With the plot of Glamorama in mind, that saying, “Some people just want to watch the world burn” now applies to the models and co. who had the audacity to bring back bedbugs to “precious,” apparently previously uninfected New York with them. Where articles and “think pieces” on the matter incorporated the expert opinions of exterminators and people who were there, man. And who know it’s real. As if, like everything else the affluent/privileged “catches on to,” it wasn’t always a problem before. Now, though, it just so happens to be a problem because it’s actually affecting them. This, in large part, is what’s helping to inflate and skew the perception about bedbugs in Paris (e.g., playing up that “eleven percent of Parisian households have bedbugs” statistic without mentioning that, more accurately, eleven percent [a.k.a. about one out of ten] of households throughout France had a bedbug infestation between 2017 and 2022).

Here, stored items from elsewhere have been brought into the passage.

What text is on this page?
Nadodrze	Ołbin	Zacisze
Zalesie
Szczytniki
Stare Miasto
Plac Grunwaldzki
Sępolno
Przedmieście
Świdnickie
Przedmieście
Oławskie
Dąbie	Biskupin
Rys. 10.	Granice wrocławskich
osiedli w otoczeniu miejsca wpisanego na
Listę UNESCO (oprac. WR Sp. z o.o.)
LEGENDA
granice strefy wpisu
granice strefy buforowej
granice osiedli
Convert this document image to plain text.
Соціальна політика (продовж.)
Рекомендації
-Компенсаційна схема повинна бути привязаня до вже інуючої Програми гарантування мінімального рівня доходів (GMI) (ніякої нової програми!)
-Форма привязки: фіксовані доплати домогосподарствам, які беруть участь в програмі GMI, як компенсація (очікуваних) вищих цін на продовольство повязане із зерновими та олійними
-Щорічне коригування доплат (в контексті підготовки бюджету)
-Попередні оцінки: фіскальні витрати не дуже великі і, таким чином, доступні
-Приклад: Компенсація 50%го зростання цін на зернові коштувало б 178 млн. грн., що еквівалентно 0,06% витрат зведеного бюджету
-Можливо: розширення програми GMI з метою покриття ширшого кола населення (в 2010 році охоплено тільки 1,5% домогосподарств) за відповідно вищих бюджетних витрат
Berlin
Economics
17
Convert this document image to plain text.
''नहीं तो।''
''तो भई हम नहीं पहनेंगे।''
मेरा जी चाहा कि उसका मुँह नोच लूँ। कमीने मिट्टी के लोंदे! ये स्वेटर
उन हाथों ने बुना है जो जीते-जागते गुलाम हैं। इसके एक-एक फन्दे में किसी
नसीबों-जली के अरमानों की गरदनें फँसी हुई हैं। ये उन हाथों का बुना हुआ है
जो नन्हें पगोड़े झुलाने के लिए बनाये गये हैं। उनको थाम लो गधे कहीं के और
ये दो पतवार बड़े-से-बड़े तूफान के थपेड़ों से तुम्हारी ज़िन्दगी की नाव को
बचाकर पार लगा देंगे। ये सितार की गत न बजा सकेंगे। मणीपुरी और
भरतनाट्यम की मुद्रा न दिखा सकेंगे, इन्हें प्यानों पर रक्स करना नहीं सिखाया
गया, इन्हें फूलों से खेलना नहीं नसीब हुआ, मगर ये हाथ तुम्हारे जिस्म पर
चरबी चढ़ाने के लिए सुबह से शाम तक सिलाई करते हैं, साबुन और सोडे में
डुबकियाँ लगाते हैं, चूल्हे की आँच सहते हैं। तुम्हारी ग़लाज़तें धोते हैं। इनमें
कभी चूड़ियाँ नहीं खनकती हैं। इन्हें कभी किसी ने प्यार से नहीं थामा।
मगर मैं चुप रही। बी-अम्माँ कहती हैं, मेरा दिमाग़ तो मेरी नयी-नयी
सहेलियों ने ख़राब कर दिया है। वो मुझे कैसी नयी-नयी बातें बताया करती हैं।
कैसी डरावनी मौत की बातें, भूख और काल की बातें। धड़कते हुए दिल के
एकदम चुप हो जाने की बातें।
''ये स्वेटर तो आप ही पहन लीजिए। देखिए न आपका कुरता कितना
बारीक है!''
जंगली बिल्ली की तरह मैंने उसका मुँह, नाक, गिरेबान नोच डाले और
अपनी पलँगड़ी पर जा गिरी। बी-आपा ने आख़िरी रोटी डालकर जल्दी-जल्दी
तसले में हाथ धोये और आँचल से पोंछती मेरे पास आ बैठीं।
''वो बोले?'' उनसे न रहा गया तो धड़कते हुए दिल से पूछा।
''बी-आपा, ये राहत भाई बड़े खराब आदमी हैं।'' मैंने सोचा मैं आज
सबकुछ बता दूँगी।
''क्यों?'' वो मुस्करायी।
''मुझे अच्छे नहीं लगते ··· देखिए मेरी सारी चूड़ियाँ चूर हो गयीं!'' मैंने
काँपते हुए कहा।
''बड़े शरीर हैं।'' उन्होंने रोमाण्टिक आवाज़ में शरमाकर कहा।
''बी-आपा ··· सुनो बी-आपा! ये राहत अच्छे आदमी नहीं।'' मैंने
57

And while French agencies and the media want to “console” people with the idea that “all socioeconomic backgrounds are affected” by the potential threat of bedbugs, they rarely emphasize that it is the expensive cost of eliminating them that does not “equalize.” Thus, we have yet another reminder that the eugenics of the poor is a terrorism as old as capitalism. Though not quite as old as bedbugs.